February 12, 2008 The huge potential for utilizing the heat from the human body and other sources to generate electrical power is beginning to be realized on several fronts. Recently we encountered plans to capture and use human body heat in building design and now news of research breakthroughs at MIT and Berkeley that promise to advance the widespread application of thermoelectric power generation in our daily lives.
Berkeley researchers have made a thermoelectric breakthrough that could allow heat lost during the production of electricity to be harnessed through the use of silicon nanowires. Nanowires synthesized via a technique developed by researchers with the U.S. Department of Energy’s (DOE) Lawrence Berkeley National Laboratory (Berkeley Lab) and the University of California (UC) at Berkeley, demonstrated high performance thermoelectric properties even at room temperature when connected between two suspended heating pads.
The key to the technique is that it produces arrays of vertically aligned silicon nanowires that feature exceptionally rough surfaces - a factor believed to be critical to the high thermoelectric efficiency of the silicon nanowires.
The ability to coat a wafer with a forest of these vertically aligned nanowires could lead to wide-ranging applications from converting the heat from automotive exhaust into supplemental power to power-clothing that could use heat from the human body to recharge cell-phones and other electronic devices. The technology also has the potential to be scaled-up for use in co-generating power with gas or steam turbines, a process that could have a significant impact on the efficiency of global energy production and greenhouse gas emissions.
“You can siphon electrical power from just about any situation in which heat is being given off, heat that is currently being wasted,” said Arun Majumdar, a mechanical engineer and materials scientist with joint appointments at Berkeley Lab and UC Berkeley. “For example, if it is cold outside and you are wearing a jacket made of material embedded with thermoelectric modules, you could recharge mobile electronic devices off the heat of your body. In fact, thermoelectric generators have already been used to convert body heat to power wrist watches.”
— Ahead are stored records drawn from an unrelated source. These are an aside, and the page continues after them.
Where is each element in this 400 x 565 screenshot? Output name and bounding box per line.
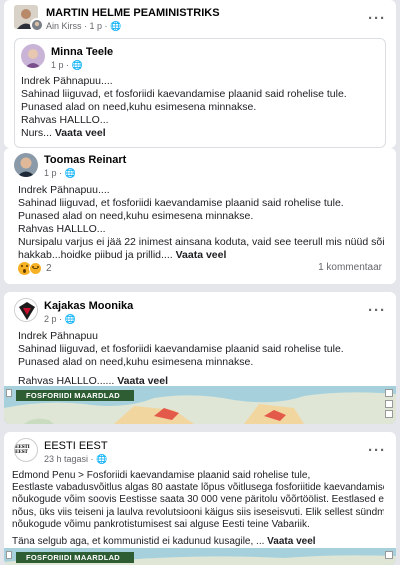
map-label: FOSFORIIDI MAARDLAD [16, 552, 135, 563]
post-card-4: EESTI EEST EESTI EEST 23 h tagasi · 🌐 ··… [4, 432, 396, 565]
sharer-name[interactable]: Ain Kirss [46, 21, 82, 31]
post-time[interactable]: 23 h tagasi [44, 454, 88, 464]
avatar[interactable] [21, 44, 45, 68]
post-text: Indrek Pähnapuu.... Sahinad liiguvad, et… [21, 75, 373, 140]
post-time[interactable]: 1 p [44, 168, 57, 178]
more-options-icon[interactable]: ··· [368, 303, 386, 318]
page-name[interactable]: MARTIN HELME PEAMINISTRIKS [46, 7, 220, 19]
globe-icon: 🌐 [71, 60, 83, 70]
text-line: Punased alad on need,kuhu esimesena minn… [21, 101, 257, 113]
reactions[interactable]: 2 [18, 260, 52, 276]
text-line: Rahvas HALLLO... [21, 114, 109, 126]
post-header: MARTIN HELME PEAMINISTRIKS Ain Kirss · 1… [4, 0, 396, 34]
globe-icon: 🌐 [110, 21, 122, 31]
post-card-3: Kajakas Moonika 2 p · 🌐 ··· Indrek Pähna… [4, 292, 396, 424]
avatar[interactable] [14, 153, 38, 177]
text-line: Punased alad on need,kuhu esimesena minn… [18, 210, 254, 222]
post-time[interactable]: 1 p [90, 21, 103, 31]
more-options-icon[interactable]: ··· [368, 443, 386, 458]
post-card-1: MARTIN HELME PEAMINISTRIKS Ain Kirss · 1… [4, 0, 396, 148]
text-line: Punased alad on need,kuhu esimesena minn… [18, 356, 254, 368]
text-line: hakkab...hoidke piibud ja prillid.... Va… [18, 249, 227, 261]
post-map-image[interactable]: FOSFORIIDI MAARDLAD [4, 386, 396, 424]
reaction-count[interactable]: 2 [46, 263, 52, 274]
comment-count[interactable]: 1 kommentaar [318, 262, 382, 273]
text-line: Edmond Penu > Fosforiidi kaevandamise pl… [12, 470, 311, 481]
post-map-image[interactable]: FOSFORIIDI MAARDLAD [4, 548, 396, 565]
text-line: Sahinad liiguvad, et fosforiidi kaevanda… [18, 197, 344, 209]
post-meta: 1 p · 🌐 [51, 60, 83, 70]
more-options-icon[interactable]: ··· [368, 11, 386, 26]
text-line: nõukogude võimu pankrotistumisest sai al… [12, 518, 310, 530]
text-line: Sahinad liiguvad, et fosforiidi kaevanda… [21, 88, 347, 100]
post-meta: 1 p · 🌐 [44, 168, 76, 178]
text-line: Rahvas HALLLO... [18, 223, 106, 235]
post-time[interactable]: 2 p [44, 314, 57, 324]
text-line: Sahinad liiguvad, et fosforiidi kaevanda… [18, 343, 344, 355]
post-meta: 23 h tagasi · 🌐 [44, 454, 108, 464]
post-time[interactable]: 1 p [51, 60, 64, 70]
map-control[interactable] [6, 389, 12, 397]
page-logo[interactable]: EESTI EEST [14, 438, 38, 462]
see-more-link[interactable]: Vaata veel [176, 249, 227, 261]
author-name[interactable]: Kajakas Moonika [44, 300, 133, 312]
text-line: Indrek Pähnapuu [18, 330, 98, 342]
text-line: Eestlaste vabadusvõitlus algas 80 aastat… [12, 482, 384, 494]
logo-text: EESTI EEST [15, 445, 30, 455]
map-label: FOSFORIIDI MAARDLAD [16, 390, 135, 401]
author-name[interactable]: Minna Teele [51, 46, 113, 58]
fullscreen-icon[interactable] [385, 551, 393, 559]
sharer-avatar[interactable] [30, 18, 44, 32]
post-text: Indrek Pähnapuu Sahinad liiguvad, et fos… [18, 330, 384, 388]
see-more-link[interactable]: Vaata veel [55, 127, 106, 139]
zoom-in-icon[interactable] [385, 400, 393, 408]
page-name[interactable]: EESTI EEST [44, 440, 108, 452]
post-text: Edmond Penu > Fosforiidi kaevandamise pl… [12, 470, 384, 548]
globe-icon: 🌐 [64, 314, 76, 324]
fullscreen-icon[interactable] [385, 389, 393, 397]
author-name[interactable]: Toomas Reinart [44, 154, 126, 166]
post-meta: 2 p · 🌐 [44, 314, 76, 324]
sad-reaction-icon [29, 261, 42, 275]
text-line: Täna selgub aga, et kommunistid ei kadun… [12, 536, 316, 548]
see-more-link[interactable]: Vaata veel [267, 536, 315, 547]
text-line: Nursipalu varjus ei jää 22 inimest ainsa… [18, 236, 384, 248]
text-line: Indrek Pähnapuu.... [21, 75, 113, 87]
embedded-post[interactable]: Minna Teele 1 p · 🌐 Indrek Pähnapuu.... … [14, 38, 386, 148]
post-meta: Ain Kirss · 1 p · 🌐 [46, 21, 122, 31]
zoom-out-icon[interactable] [385, 410, 393, 418]
text-line: nõus, üks viis teiseni ja laulva revolut… [12, 506, 384, 518]
avatar[interactable] [14, 298, 38, 322]
text-line: Nurs... Vaata veel [21, 127, 106, 139]
globe-icon: 🌐 [96, 454, 108, 464]
text-line: nõukogude võim soovis Eestisse saata 30 … [12, 494, 384, 506]
post-text: Indrek Pähnapuu.... Sahinad liiguvad, et… [18, 184, 384, 262]
map-control[interactable] [6, 551, 12, 559]
text-line: Indrek Pähnapuu.... [18, 184, 110, 196]
post-card-2: Toomas Reinart 1 p · 🌐 Indrek Pähnapuu..… [4, 148, 396, 284]
globe-icon: 🌐 [64, 168, 76, 178]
The challenge of making the thermoelectric process efficient enough to be viable still remains. Performance of these systems are measured by what's known as a ZT value (thermoelectric figure of merit) and the goal for practical systems is for a value of 1.0 or higher. The use of thin films and nanostructures has achieved this in recent years but only when using prohibitively expensive materials.
“Bulk silicon is a poor thermoelectric material at room temperature, but by substantially reducing the thermal conductivity of our silicon nanowires without significantly reducing electrical conductivity, we have obtained ZT values of 0.60 at room temperatures in wires that were approximately 50 nanometers in diameter,” said Yang. “By reducing the diameter of the wires in combination with optimized doping and roughness control, we should be able to obtain ZT values of 1.0 or higher at room temperature.”
Majumdar and Yang are the co-authors of a paper appearing in the January 10, 2008 edition of the journal Nature, entitled “Enhanced Thermoelectric Performance of Rough Silicon Nanowires.” Also co-authoring this paper were Allon Hochbaum, Renkun Chen, Raul Diaz Delgado, Wenjie Liang, Erik Garnett and Mark Najarian.
Over at MIT researchers from and Texas Instruments have made a breakthrough in small scale energy efficiency that could also impact on the use of human body heat as an energy source. The new chip design incorporates circuits that work at a voltage level much lower than usual - most current chips operate at around one volt, the new design works at just 0.3 volts - and can be up to 10 times more energy-efficient than present technology. As well as extending the operationg duration of portable devices on a single battery charge, it is hoped that the energy-efficient microchip may be efficient enough to run implantable medical devices using ambient energy from the human body heat as its power source.
The development was more complicated than simply reducing the operating voltage, as existing microchips have been optimized to operate at the higher standard-voltage level. This means that memory and logic circuits needed to be redesigned to operate at very low power supply voltages. One of the key components of the new chip design is a high-efficiency DC-to-DC converter, which reduces the voltage to the lower level, right on the same chip. The redesigned memory and logic, along with the DC-to-DC converter, are all integrated to realize a complete system-on-a-chip solution. So far the new chip is a proof of concept with commercial applications potentially available in about five years.
The design was presented earlier this month at the International Solid-State Circuits Conference in San Francisco by Joyce Kwong, a graduate student in MIT's Department of Electrical Engineering and Computer Science (EECS).